How to Train Your Dragon: an interview with the director

Dean DeBloisOK, *this* is embarrassing. I did this interview ages ago and ran out of time to post it before the movie came out. Then the DVD came out and I was all, "Oh! I'll post it for that." And I ran out of time again and it sort of seemed awkward to just shove it out there at any old time.

But I really do want to share some of the things Dean DeBlois said about making the movie, because they're useful for people working on stories. Also, the movie was very, very good.

Confession: I was skeptical about it initially. The trailers made it seem not particularly special--and quite a bit different from the book. The movie, however, was very well made, with a taut story, nicely developed characters, and a satisfying ending. It was also funny without being gimmicky or overly reliant on current pop-culture references, so I know this movie is one I'll like seeing repeatedly.

In making the movie, DeBlois veered from the source material, a book series by Cressida Cowell. In the books, the dragon is small, and the story is largely about the relationship of Hiccup, the hero, and his runt dragon. Initially, this is where they started with the movie, DeBlois said. But the story didn't work for the screen.

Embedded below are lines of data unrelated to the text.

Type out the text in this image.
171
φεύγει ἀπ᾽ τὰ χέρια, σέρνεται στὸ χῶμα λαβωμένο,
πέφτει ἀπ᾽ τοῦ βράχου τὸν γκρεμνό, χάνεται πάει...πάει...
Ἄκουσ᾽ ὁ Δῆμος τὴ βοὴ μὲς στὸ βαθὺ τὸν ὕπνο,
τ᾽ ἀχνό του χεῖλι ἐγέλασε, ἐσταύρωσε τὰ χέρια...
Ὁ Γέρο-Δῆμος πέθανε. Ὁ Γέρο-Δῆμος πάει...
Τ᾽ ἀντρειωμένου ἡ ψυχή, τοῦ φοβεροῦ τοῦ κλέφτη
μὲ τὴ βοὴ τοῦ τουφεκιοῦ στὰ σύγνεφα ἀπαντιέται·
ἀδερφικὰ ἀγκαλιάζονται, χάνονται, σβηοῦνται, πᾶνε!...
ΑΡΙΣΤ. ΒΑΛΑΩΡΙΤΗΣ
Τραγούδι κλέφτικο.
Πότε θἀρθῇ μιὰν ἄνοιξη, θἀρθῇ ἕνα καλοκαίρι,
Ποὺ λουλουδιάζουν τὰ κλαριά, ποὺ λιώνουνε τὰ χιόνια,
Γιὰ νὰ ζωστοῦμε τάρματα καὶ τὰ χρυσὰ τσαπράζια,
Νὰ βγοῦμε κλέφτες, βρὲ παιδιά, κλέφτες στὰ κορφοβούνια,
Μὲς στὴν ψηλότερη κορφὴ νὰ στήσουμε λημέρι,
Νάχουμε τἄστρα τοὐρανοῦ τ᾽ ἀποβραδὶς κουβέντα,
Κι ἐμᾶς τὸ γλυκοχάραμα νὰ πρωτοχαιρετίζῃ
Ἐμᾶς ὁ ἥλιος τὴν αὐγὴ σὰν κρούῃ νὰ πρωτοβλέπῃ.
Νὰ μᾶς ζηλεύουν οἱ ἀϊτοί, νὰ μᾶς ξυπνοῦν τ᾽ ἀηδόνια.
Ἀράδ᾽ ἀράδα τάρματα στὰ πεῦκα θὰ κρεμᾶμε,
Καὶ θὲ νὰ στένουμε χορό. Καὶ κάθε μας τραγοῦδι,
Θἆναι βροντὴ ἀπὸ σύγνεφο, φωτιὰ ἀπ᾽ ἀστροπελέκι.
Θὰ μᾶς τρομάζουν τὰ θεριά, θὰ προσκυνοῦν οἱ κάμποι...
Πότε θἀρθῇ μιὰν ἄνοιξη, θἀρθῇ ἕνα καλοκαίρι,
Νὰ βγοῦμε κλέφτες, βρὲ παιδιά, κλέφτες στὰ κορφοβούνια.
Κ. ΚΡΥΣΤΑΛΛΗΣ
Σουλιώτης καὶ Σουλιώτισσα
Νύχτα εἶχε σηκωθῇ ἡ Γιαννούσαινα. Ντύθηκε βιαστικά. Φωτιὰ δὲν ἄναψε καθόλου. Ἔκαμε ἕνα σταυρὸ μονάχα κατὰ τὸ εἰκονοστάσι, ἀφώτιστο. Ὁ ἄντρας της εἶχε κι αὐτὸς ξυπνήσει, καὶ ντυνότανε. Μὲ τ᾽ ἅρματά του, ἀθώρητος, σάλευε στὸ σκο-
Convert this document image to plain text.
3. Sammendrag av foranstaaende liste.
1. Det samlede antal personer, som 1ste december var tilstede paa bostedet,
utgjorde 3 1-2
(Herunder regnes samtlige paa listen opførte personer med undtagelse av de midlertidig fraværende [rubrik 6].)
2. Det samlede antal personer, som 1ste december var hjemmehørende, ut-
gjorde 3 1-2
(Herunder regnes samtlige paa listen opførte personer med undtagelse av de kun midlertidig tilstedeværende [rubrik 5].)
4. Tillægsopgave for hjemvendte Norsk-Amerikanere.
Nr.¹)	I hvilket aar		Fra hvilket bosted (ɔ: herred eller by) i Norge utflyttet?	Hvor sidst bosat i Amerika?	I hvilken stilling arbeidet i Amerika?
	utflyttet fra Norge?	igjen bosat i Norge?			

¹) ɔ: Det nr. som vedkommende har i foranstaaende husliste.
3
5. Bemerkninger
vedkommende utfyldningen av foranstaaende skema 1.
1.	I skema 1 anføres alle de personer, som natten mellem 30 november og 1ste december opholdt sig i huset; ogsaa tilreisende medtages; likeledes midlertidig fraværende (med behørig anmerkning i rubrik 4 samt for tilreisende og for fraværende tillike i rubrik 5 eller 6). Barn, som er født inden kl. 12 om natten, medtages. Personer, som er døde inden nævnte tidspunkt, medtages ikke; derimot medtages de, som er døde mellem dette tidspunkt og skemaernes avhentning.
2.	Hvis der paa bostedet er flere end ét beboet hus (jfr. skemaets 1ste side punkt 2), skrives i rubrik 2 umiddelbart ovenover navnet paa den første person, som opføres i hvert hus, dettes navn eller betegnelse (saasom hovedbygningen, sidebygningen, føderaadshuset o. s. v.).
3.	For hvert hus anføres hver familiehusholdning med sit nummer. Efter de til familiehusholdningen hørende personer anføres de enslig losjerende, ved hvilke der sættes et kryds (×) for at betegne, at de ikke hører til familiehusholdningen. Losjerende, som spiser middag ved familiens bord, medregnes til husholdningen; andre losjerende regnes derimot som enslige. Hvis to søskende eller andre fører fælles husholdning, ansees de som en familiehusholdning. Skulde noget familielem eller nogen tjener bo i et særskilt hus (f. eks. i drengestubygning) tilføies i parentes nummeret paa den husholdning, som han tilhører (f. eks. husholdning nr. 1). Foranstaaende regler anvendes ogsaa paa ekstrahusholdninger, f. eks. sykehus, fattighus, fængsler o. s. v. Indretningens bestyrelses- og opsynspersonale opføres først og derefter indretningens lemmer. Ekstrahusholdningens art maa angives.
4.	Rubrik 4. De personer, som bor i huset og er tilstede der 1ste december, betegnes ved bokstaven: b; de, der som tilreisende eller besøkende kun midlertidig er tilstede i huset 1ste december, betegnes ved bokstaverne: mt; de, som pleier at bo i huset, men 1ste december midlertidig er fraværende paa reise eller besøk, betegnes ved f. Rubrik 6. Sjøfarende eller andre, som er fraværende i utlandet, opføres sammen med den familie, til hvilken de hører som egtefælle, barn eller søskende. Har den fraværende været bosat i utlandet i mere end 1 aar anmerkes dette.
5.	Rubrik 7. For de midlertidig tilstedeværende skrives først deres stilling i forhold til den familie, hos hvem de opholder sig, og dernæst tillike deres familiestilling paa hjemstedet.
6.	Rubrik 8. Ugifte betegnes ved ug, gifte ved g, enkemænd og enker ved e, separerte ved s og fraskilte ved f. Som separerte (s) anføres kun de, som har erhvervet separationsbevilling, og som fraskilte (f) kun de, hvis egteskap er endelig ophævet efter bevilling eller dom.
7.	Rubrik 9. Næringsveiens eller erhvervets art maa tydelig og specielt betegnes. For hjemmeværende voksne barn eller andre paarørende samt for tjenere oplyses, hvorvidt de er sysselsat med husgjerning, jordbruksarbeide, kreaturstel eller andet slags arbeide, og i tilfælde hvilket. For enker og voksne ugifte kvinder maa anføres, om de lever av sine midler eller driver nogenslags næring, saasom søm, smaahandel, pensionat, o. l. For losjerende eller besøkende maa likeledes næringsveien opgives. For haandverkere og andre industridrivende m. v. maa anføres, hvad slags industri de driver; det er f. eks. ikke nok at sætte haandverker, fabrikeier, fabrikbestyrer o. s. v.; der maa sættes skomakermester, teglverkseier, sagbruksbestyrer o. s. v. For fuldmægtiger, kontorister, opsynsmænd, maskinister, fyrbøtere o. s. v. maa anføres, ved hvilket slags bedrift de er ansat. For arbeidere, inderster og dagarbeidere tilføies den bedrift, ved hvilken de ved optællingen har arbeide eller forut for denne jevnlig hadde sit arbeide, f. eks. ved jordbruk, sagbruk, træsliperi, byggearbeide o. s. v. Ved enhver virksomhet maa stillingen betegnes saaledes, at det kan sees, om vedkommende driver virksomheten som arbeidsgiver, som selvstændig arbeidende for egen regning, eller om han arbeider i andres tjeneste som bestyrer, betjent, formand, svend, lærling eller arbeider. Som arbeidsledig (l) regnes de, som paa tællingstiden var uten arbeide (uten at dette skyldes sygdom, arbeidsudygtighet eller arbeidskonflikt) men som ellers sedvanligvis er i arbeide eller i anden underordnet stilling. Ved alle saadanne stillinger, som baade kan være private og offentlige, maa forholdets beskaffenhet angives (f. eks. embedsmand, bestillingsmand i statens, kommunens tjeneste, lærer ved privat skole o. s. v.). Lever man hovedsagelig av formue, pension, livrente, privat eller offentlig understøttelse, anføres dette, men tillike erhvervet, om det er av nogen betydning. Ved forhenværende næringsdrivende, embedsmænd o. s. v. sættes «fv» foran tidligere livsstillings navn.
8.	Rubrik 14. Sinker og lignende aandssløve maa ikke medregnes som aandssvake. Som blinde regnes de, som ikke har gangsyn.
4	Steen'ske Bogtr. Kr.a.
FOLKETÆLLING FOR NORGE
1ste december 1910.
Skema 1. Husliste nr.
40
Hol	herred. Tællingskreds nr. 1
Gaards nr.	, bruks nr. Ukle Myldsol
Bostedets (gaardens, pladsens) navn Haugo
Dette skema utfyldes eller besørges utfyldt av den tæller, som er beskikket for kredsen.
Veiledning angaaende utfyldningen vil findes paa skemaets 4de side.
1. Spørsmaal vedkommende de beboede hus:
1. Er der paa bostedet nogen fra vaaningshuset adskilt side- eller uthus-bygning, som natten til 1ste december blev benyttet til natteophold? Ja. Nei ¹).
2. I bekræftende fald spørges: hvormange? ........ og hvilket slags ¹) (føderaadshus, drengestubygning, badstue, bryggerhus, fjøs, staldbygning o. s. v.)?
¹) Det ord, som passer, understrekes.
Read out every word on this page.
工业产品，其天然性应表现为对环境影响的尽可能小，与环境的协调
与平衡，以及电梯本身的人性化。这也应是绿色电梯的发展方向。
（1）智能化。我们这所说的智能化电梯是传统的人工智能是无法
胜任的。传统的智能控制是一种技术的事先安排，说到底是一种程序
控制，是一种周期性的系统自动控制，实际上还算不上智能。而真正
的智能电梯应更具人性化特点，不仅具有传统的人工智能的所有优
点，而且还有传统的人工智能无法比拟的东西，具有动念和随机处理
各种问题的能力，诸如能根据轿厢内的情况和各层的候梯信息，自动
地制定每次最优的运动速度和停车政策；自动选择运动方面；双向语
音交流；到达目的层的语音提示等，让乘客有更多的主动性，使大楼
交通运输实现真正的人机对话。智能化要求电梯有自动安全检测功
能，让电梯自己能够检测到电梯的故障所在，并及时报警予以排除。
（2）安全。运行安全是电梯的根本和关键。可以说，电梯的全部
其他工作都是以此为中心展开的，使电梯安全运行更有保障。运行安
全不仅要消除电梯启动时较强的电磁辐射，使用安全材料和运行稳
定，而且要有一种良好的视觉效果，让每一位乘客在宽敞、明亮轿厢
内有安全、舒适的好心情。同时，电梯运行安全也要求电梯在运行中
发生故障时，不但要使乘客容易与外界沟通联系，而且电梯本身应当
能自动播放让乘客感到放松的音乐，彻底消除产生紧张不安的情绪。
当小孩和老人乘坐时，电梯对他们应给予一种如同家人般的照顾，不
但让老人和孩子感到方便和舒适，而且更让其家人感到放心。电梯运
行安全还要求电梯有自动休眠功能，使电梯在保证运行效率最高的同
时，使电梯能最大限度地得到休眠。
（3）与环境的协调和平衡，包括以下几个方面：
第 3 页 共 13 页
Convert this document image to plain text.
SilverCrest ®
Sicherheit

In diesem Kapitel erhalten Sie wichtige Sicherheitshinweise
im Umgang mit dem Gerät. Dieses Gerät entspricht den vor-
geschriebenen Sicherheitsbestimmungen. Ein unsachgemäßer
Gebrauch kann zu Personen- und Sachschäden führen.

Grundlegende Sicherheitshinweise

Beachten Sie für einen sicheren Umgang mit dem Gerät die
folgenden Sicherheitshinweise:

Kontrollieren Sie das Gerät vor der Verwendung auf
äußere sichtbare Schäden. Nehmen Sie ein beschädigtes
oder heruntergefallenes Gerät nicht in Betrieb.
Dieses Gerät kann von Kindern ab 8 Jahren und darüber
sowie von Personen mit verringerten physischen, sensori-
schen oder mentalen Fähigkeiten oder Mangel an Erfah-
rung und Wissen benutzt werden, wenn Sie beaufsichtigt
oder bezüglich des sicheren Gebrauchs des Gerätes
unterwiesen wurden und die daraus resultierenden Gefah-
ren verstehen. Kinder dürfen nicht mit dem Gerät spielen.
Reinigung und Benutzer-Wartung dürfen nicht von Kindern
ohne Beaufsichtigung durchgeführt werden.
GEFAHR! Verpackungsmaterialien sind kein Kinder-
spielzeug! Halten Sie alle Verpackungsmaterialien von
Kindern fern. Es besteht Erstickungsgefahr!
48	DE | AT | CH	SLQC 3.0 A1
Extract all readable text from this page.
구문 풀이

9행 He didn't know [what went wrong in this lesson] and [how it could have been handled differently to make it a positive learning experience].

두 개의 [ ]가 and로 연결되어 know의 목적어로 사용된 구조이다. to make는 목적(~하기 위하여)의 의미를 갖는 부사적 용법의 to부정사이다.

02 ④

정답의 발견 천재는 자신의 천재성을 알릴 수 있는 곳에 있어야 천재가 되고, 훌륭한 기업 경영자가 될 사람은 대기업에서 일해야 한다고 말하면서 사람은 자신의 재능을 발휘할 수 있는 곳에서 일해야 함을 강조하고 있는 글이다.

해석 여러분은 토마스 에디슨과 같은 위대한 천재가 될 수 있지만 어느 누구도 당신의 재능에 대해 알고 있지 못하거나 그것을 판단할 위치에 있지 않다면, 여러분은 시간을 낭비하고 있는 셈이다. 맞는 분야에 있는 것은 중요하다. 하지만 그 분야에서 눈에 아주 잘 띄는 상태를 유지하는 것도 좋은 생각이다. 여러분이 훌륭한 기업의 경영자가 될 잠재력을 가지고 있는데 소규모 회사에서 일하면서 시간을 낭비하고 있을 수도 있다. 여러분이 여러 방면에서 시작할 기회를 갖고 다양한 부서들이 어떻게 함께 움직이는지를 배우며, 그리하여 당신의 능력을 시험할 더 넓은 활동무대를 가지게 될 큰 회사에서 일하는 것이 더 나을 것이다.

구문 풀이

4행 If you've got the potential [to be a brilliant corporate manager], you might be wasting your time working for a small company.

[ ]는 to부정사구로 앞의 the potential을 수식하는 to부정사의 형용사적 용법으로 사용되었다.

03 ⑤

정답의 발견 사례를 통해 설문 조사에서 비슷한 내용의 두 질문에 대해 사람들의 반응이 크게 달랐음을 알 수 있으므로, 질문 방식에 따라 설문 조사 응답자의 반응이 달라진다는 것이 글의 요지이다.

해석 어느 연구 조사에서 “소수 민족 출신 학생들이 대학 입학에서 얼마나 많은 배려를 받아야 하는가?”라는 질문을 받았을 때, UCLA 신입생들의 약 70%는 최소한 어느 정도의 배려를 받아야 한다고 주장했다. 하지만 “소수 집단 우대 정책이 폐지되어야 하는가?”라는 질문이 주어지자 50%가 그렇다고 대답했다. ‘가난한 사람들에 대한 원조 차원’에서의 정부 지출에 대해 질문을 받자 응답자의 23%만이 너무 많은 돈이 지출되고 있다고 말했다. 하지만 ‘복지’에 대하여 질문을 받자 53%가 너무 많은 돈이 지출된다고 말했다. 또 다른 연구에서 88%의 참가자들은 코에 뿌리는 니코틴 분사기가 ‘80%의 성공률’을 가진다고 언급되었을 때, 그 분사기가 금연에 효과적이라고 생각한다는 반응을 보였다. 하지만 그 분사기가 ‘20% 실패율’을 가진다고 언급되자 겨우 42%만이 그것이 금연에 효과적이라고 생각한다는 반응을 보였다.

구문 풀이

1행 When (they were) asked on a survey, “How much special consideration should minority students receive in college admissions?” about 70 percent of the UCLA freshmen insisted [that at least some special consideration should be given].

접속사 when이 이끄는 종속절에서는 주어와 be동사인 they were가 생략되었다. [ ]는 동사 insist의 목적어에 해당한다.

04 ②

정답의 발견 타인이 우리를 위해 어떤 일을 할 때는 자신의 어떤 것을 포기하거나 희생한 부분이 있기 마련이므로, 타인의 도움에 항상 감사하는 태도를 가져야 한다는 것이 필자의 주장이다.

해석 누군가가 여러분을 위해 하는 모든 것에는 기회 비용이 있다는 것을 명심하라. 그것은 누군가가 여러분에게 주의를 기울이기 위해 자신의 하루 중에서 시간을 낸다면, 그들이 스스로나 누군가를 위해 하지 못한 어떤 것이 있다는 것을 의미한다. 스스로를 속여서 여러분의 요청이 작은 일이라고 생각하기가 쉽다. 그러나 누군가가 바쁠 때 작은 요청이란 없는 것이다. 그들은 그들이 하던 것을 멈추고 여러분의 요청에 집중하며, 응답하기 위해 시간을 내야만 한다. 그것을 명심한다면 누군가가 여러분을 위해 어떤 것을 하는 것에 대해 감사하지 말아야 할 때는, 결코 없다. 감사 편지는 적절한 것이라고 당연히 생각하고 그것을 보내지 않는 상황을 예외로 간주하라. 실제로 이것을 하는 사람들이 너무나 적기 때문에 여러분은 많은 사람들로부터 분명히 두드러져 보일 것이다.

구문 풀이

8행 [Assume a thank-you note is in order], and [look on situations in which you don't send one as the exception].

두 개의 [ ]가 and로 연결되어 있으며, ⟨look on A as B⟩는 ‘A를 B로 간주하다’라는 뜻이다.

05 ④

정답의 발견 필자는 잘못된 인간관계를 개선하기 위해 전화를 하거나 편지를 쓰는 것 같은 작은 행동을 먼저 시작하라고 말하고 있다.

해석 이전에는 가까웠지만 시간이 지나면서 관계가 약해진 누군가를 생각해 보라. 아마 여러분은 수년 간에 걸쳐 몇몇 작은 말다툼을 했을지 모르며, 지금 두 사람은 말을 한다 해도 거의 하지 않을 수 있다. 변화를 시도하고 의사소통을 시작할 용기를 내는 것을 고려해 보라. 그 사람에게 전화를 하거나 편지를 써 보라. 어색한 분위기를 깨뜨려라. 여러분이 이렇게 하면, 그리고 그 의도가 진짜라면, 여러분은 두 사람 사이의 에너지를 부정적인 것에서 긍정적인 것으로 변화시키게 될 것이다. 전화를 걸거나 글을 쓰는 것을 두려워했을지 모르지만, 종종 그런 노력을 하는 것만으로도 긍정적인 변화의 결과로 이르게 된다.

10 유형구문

"It was small stakes," DeBlois said. "Every version of that yielded to a very young-feeling film." This didn't work for Dreamworks. It narrows the audience. As DeBlois put it, "Disney makes films for the child in every adult. Dreamworks makes films for the adult in every child."

To me, there are two interesting points tied up in this decision:

- How big are the stakes of the story? You can make a story feel bigger by putting the world in the balance. But a story can also feel big when the conflict between two characters is big--though to a lesser extent. The most resonant stories, or at least the most commercial ones, have both high stakes and significant conflict: not just between the protagonist and antagonist, but also the protagonist and his or her friends. Harry Potter is a great example of this.

- What's the central emotional experience of the story? The child-in-every-adult aspiration probably points to a sense of wonder. I think that's what adults most miss about being children. It's the night-before-Christmas feeling. The school's-out-for-summer feeling. We don't experience that anymore, and it can make us twitch with nostalgia. In contrast, the adut-in-every-child aspiration is probably more nuanced. Many kids feel frustrated by their relative lack of power. They're not in charge of what they eat, where they go, what they wear. They feel capable of doing more than they get to. They have big dreams. They have loving, fully breakable hearts.

This, I think, is worth remembering as we write for children. It's not that they're miniature adults. But their world, their hopes, their feelings, are as vivid to them, if not moreso, than ours are to us as grownups. The limitations on them are real and often in place for good measure (I do not give my 7-year-old the keys to the car, for example. Which is perhaps why she is so set on riding Autopia at Disneyland later this summer.) The story is in the conflict between limitations and desire.

OK, but back to the interview. Honestly. Do I ever shut up? Answer: No.

What were the most useful things he'd learned about story?

"The biggest education I’ve had from a story perspective came from Mulan. 5 punishing years... It all comes down to the main character, and making that main character empathetic so everyone sees a little quality in those characters that like them or someone they know. It's also about making those characters flawed."

Another key thing he learned there was about story structure, "getting a sense for what movements need to happen at what time in the story. It was a big eye-opener when I read a book called Save the Cat by Blake Snyder. It outlined every lesson we learned the hard way in Mulan."

"There’s a natural way we tell stories and like to hear stories unfold. If you skip one of those elements, we get restless or bored or feel unsatisfied. What I like about that book is that it asks you a series of questions. If you don’t have answers to those questions, you’re missing something."

It's also important to be able to boil the story down to its essence. "If it reads as a postage stamp," he said, "it will read as a billboard. You can't be so complicated that when you reduce it, it's a mess."

Why this took me almost two years to post is a mystery. My relief at this point is palpable.